I got some questions from a group member who starts an evening adult class this week. Thought I’d share my responses. For those unfamiliar with some of the terms used in the discussion below, please go to the regular site here and click on resources/workshop handouts.
Q. Do you think starting with cards on day one and trying to get to everyone’s card within a couple of classes is a good idea? Or milk them for longer? How much time do you usually spend per card?
A. I spend as much time as the interest is there. Three days for one person if it’s fun. Three seconds if the person is a sourpuss.
Q. In a 2 hour class, maybe I should just mix up a bunch of different things like TPR, cards, mini stories, readings, etc.
A. Readings are best when they are made up of (personalized) facts from PQA, so keep that (personalization) piece in mind when thinking about choosing readings. Don’t forget to spin new PQA out of readings as well. Two hours is not very long, so what I would do is just start with a card, extend it as far I can, maybe all the way into a story, and then COMPARE what you got there with another card from someone else that you develop from scratch. Then write it all out for the next class and teach them to read. It’s not about activities but CI – more and more and more CI.
Q. For one word images with adults do you ask them for a word to do or do you choose one?
A. I ask them to give me a noun. It’s like Drew Carey asking the audience on Who’s Line.

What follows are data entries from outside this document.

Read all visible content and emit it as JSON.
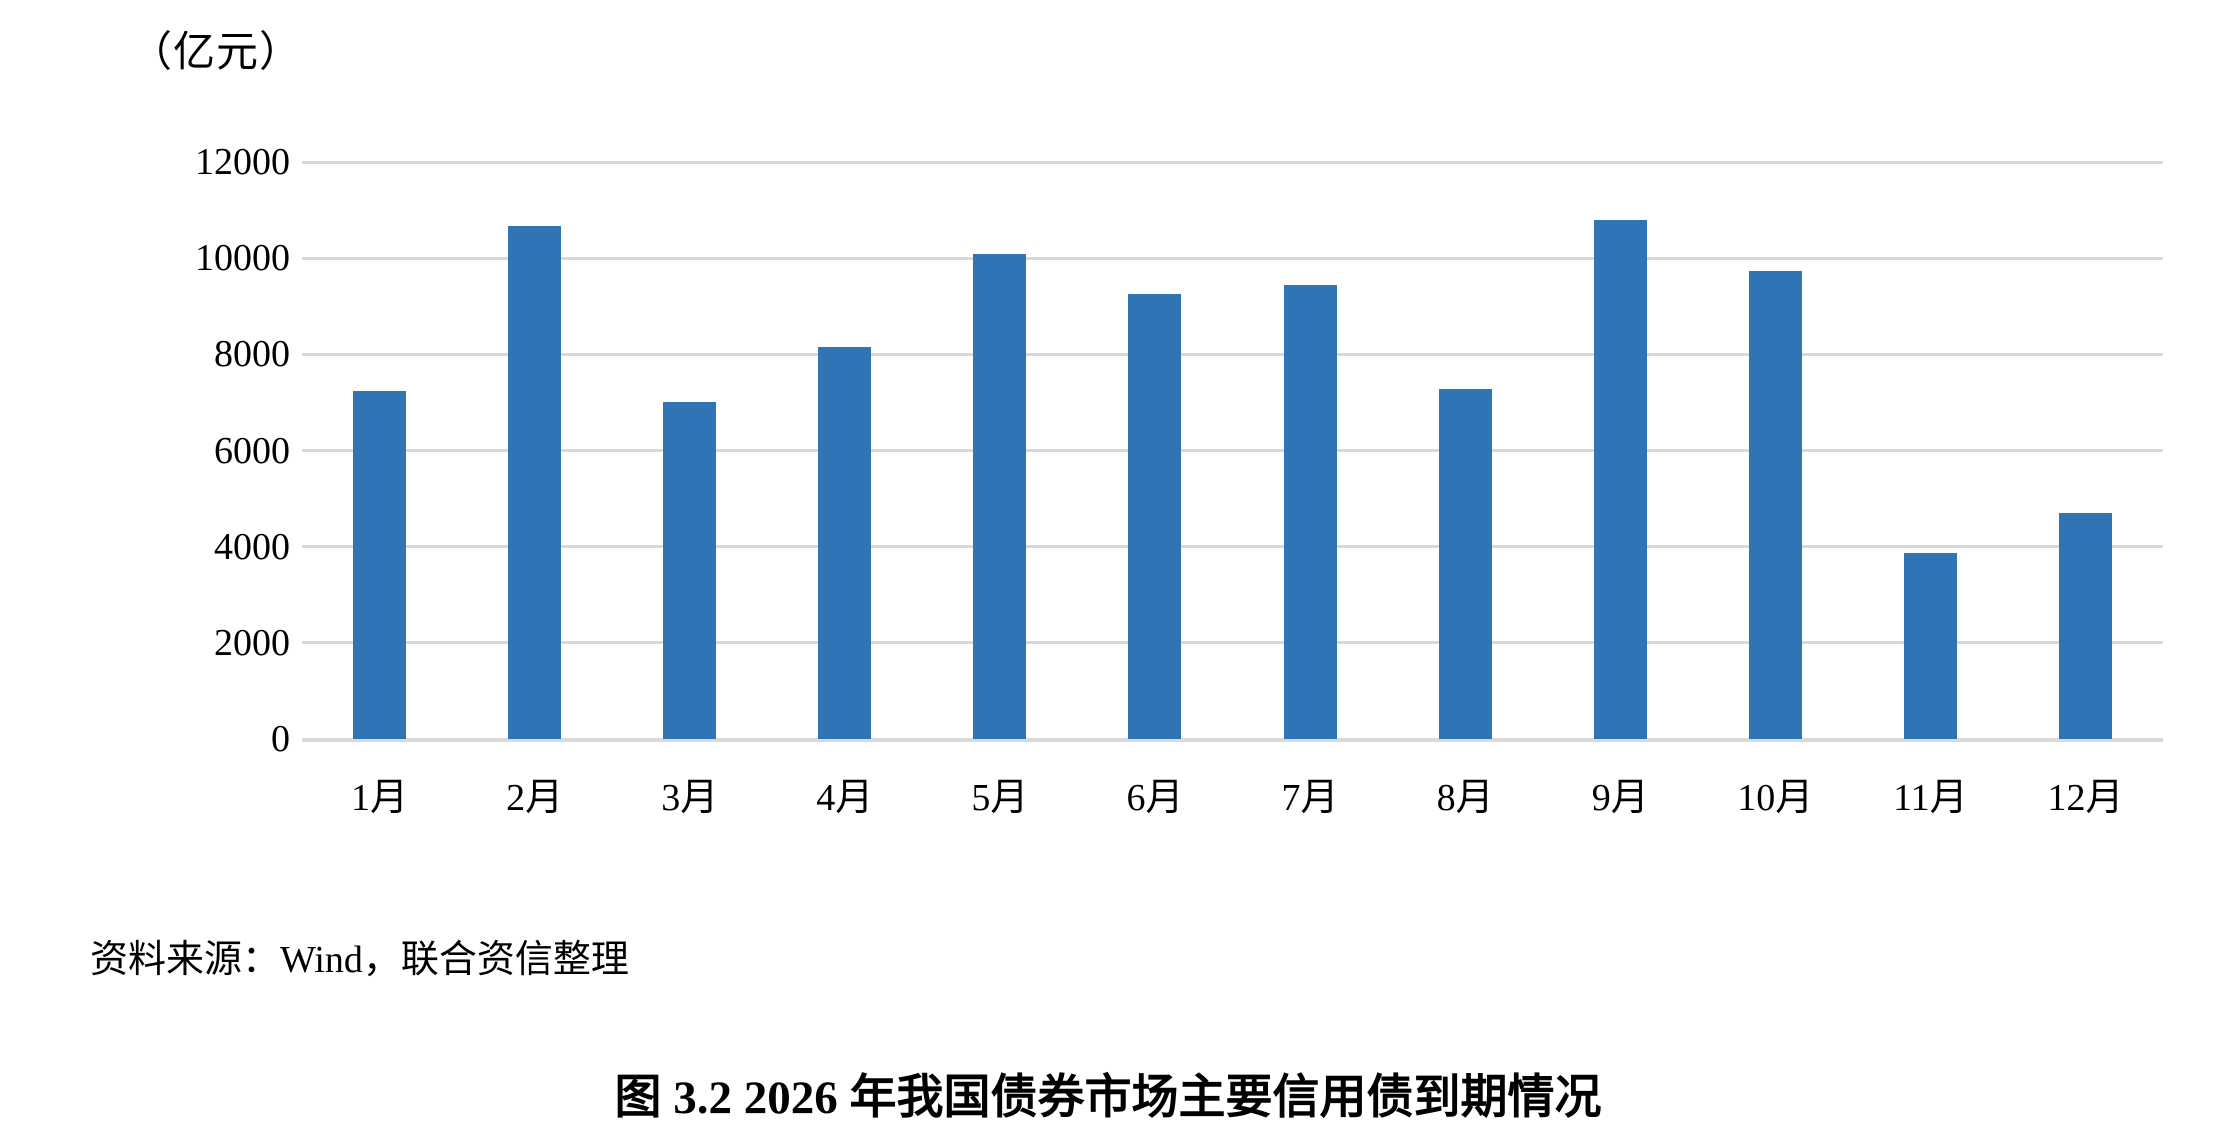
{
  "chart_data": {
    "type": "bar",
    "title": "图 3.2  2026 年我国债券市场主要信用债到期情况",
    "unit_label": "（亿元）",
    "source_note": "资料来源：Wind，联合资信整理",
    "categories": [
      "1月",
      "2月",
      "3月",
      "4月",
      "5月",
      "6月",
      "7月",
      "8月",
      "9月",
      "10月",
      "11月",
      "12月"
    ],
    "values": [
      7240,
      10670,
      7000,
      8160,
      10090,
      9250,
      9440,
      7270,
      10790,
      9730,
      3870,
      4700
    ],
    "ylabel": "",
    "xlabel": "",
    "ylim": [
      0,
      12000
    ],
    "yticks": [
      0,
      2000,
      4000,
      6000,
      8000,
      10000,
      12000
    ],
    "grid": true,
    "legend": "none",
    "bar_color": "#2F74B5",
    "gridline_color": "#D9D9D9",
    "text_color": "#000000"
  }
}
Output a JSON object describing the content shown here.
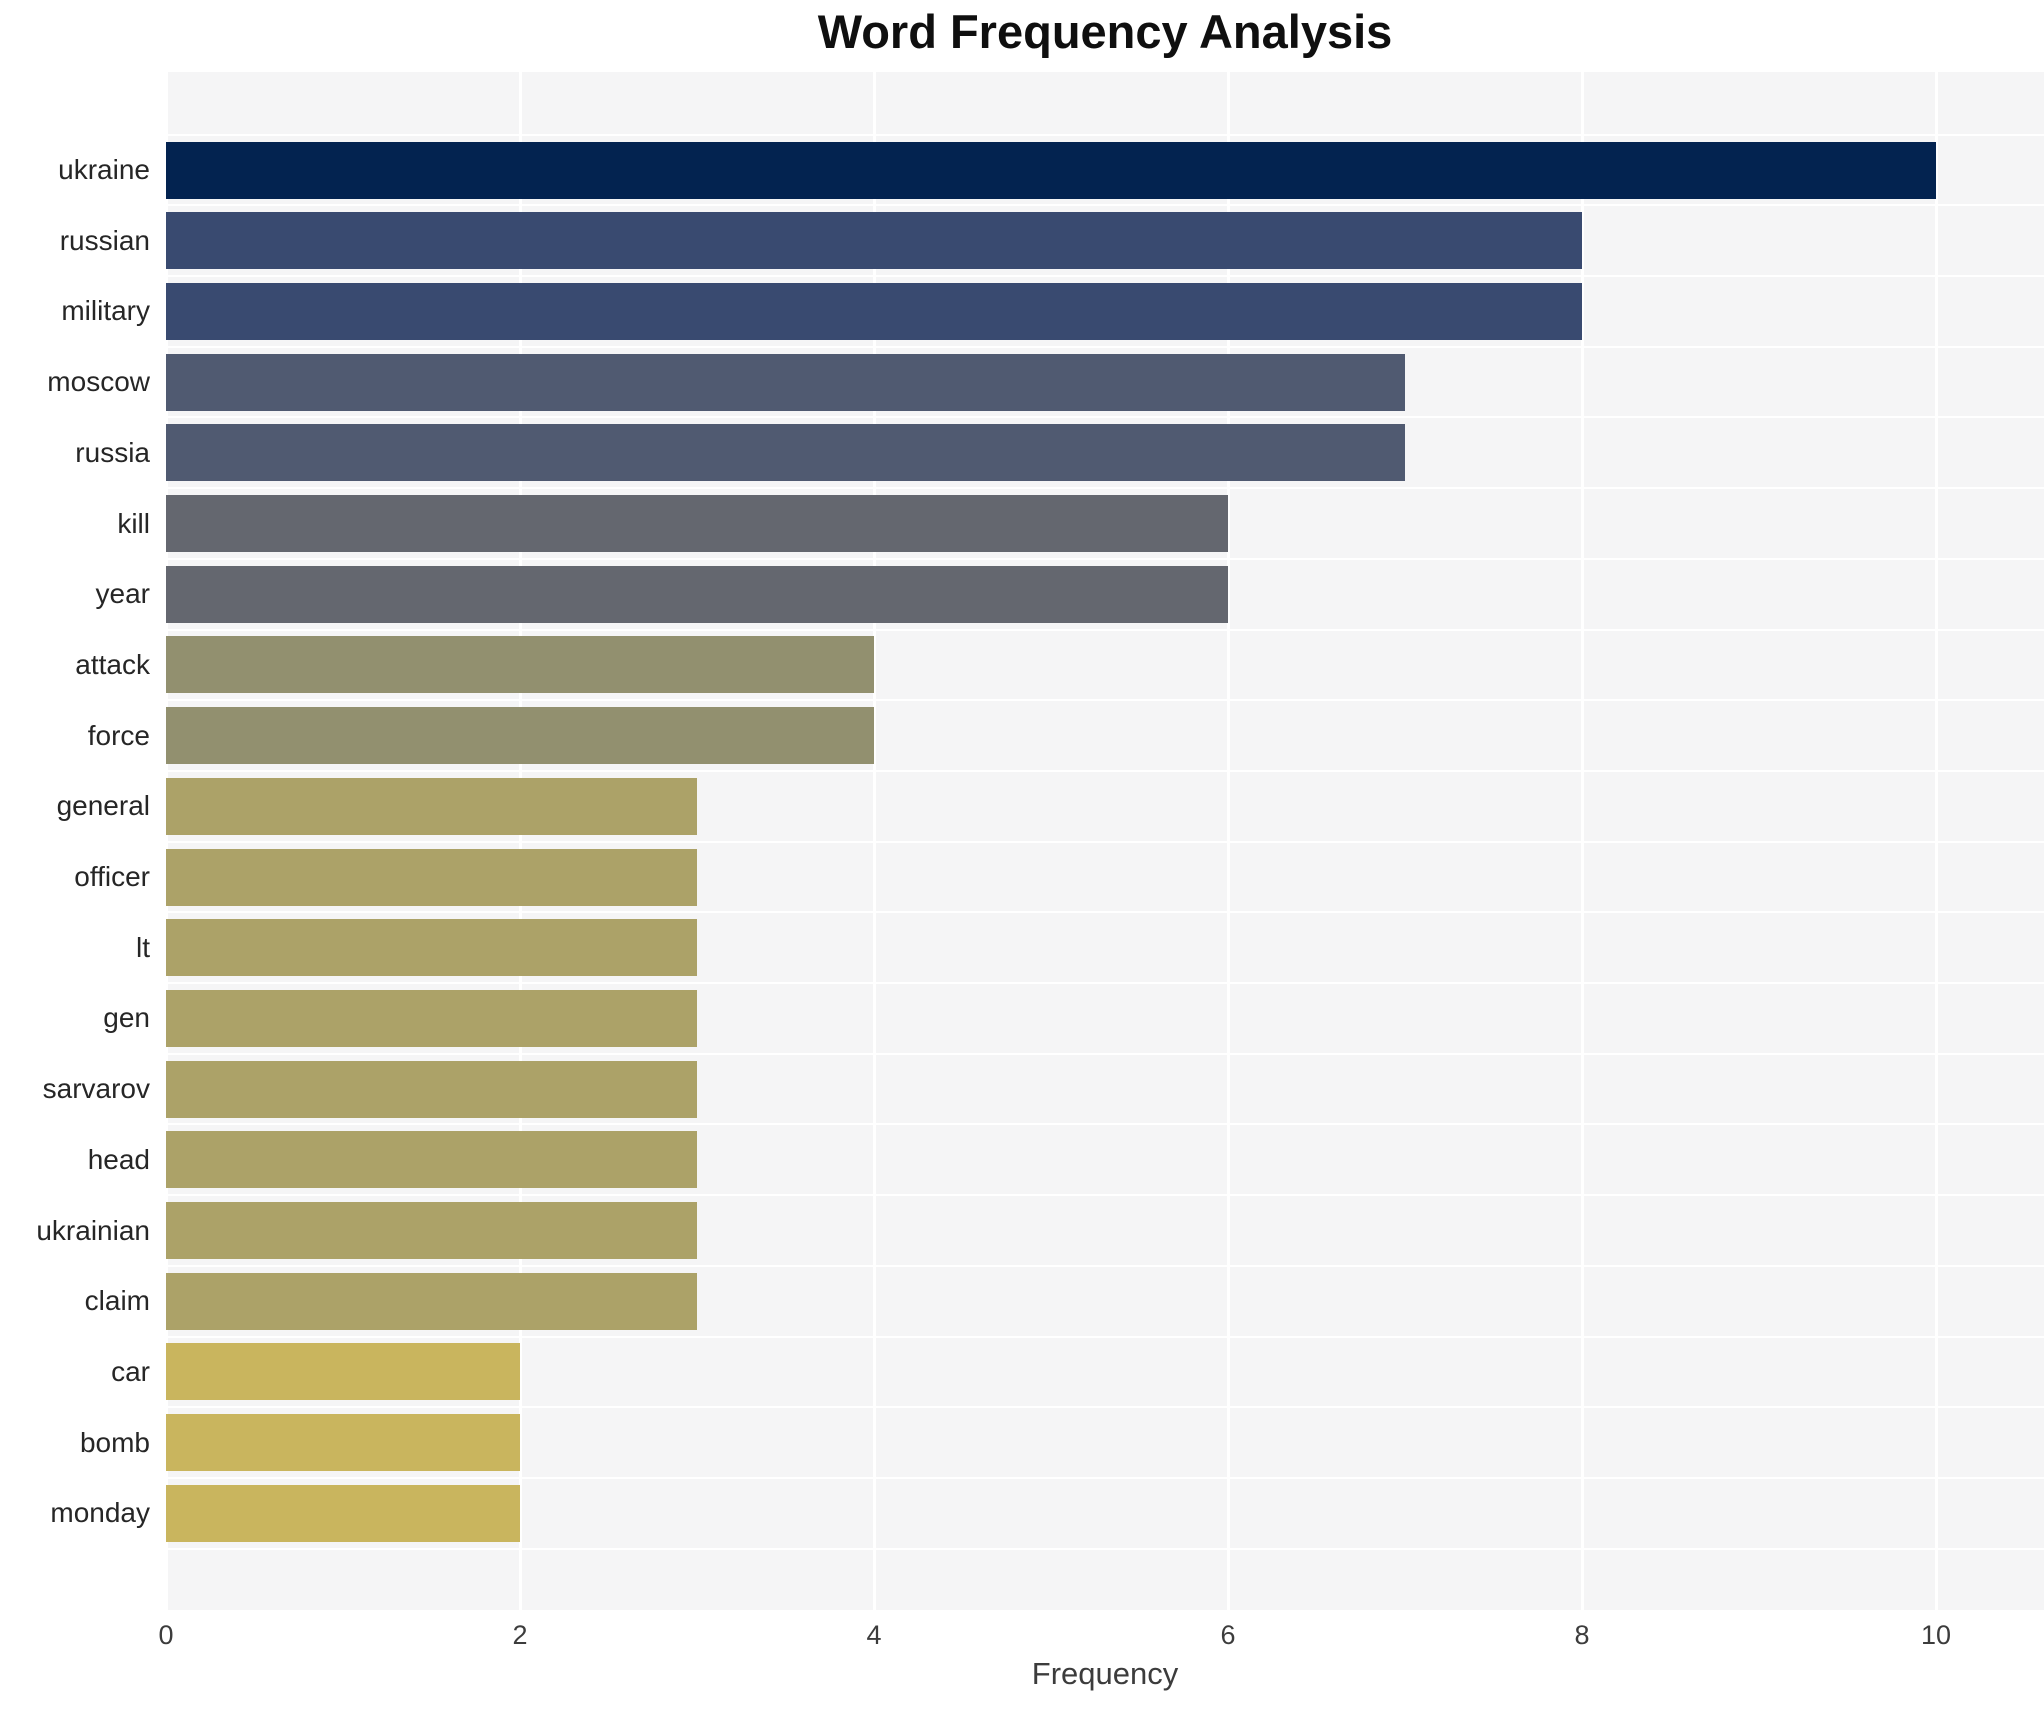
{
  "title": "Word Frequency Analysis",
  "xaxis": {
    "label": "Frequency"
  },
  "colors": {
    "plot_background": "#f5f5f6",
    "grid": "#ffffff",
    "title_text": "#0f0f0f",
    "tick_text": "#3c3c3c",
    "category_text": "#262626"
  },
  "chart_data": {
    "type": "bar",
    "orientation": "horizontal",
    "title": "Word Frequency Analysis",
    "xlabel": "Frequency",
    "ylabel": "",
    "categories": [
      "ukraine",
      "russian",
      "military",
      "moscow",
      "russia",
      "kill",
      "year",
      "attack",
      "force",
      "general",
      "officer",
      "lt",
      "gen",
      "sarvarov",
      "head",
      "ukrainian",
      "claim",
      "car",
      "bomb",
      "monday"
    ],
    "values": [
      10,
      8,
      8,
      7,
      7,
      6,
      6,
      4,
      4,
      3,
      3,
      3,
      3,
      3,
      3,
      3,
      3,
      2,
      2,
      2
    ],
    "bar_colors": [
      "#032350",
      "#394a70",
      "#394a70",
      "#505a71",
      "#505a71",
      "#64676f",
      "#64676f",
      "#92906f",
      "#92906f",
      "#aca268",
      "#aca268",
      "#aca268",
      "#aca268",
      "#aca268",
      "#aca268",
      "#aca268",
      "#aca268",
      "#c9b55e",
      "#c9b55e",
      "#c9b55e"
    ],
    "xticks": [
      0,
      2,
      4,
      6,
      8,
      10
    ],
    "xlim": [
      0,
      10.61
    ],
    "grid": true,
    "legend": null
  }
}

Q. Do you think I should wait a few weeks before starting with these?
A. No.
Q. Jump right in?
A. Yes.
Q. Do you have some favorite words?
A. Car, fish, and dog. A fish One Word Image you can see at http://www.youtube.com/watch?v=H47hWgbAN6Q. Car and dog are best, because you can then, once the image is done, ask them about their own dogs and/or cars, comparing, making their car better than yours or their dog or cat more attrractive and smarter. Stuff like that. See where that goes. People love to talk about their cars and dogs. Then, if someone has some kind of snarky weird pet, you get them in on it too, unless the pet is too snarked out. In an adult college class once we ended up with every person’s pet, of those who had pets, attacking a bear up on a mountain because the bear came down and picked on one of their dogs. It became a story. Watch their faces light up as soon as they realize that in this class the teacher is talking about thier little Fido with the greatest interest. It softens everything all up.
Q. My problem with cards is introducing too much new vocabulary… I’ll go back and refresh my memory by reading what you’ve already written. Any other advice?
A. Each card should be in bounds and all discussion limited to the person’s thing that they do and it should be slow as hell. It IS hell to you, that slowness, but to them they can barely hang on. I always say to circle new vocabulary so slowly that it annoys you greatly. Then and only then are you circling correctly.
Q. Maybe I can give a modified questionnaire with stuff like celebrities or something they have, want, etc.
OR just have them fill out a couple questions at the end of each class with a little evaluation of how the class is going for them… just thinking out loud…
A. Now you’re starting to think too much. You’re not trusting this process that we call comprehensible input. Your homework is to read this old blog post:
https://benslavic.com/blog/2011/10/14/lart-de-la-conversation-and-tprs/
I wouldn’t do the evaluation and the questionnaires may introduce too much new stuff too early. If you give space to this process, if you let things develop within that empty space, then the space will fill up nicely with input that is fully comprehensible, which is your goal. And it will have occurred naturally, which is another goal we have. As long as you don’t have too much planned and if you can trust in the moment (skill #22 in TPRS in a Year!) then you will have more fun and they will learn much much more as you keep the process unconscious, with your students focusing fully on meaning and not on its vehicle of delivery, which is how we learn languages, by keeping the language, which is merely a vehicle for something far greater, out of our conscious minds. So stay in the language with them so that they can focus on the meaning. Stay out of L1 – it only screws them up as their mind wonders what the hell it’s supposed to be doing.
Then this teacher signed off with these words of CI wisdom:
You are right on. I am too nervous and not TRUSTING! The fact that this method requires us to be in the moment and trust is a lot of why I love it so much… 🙂 Thanks for reminding me of this.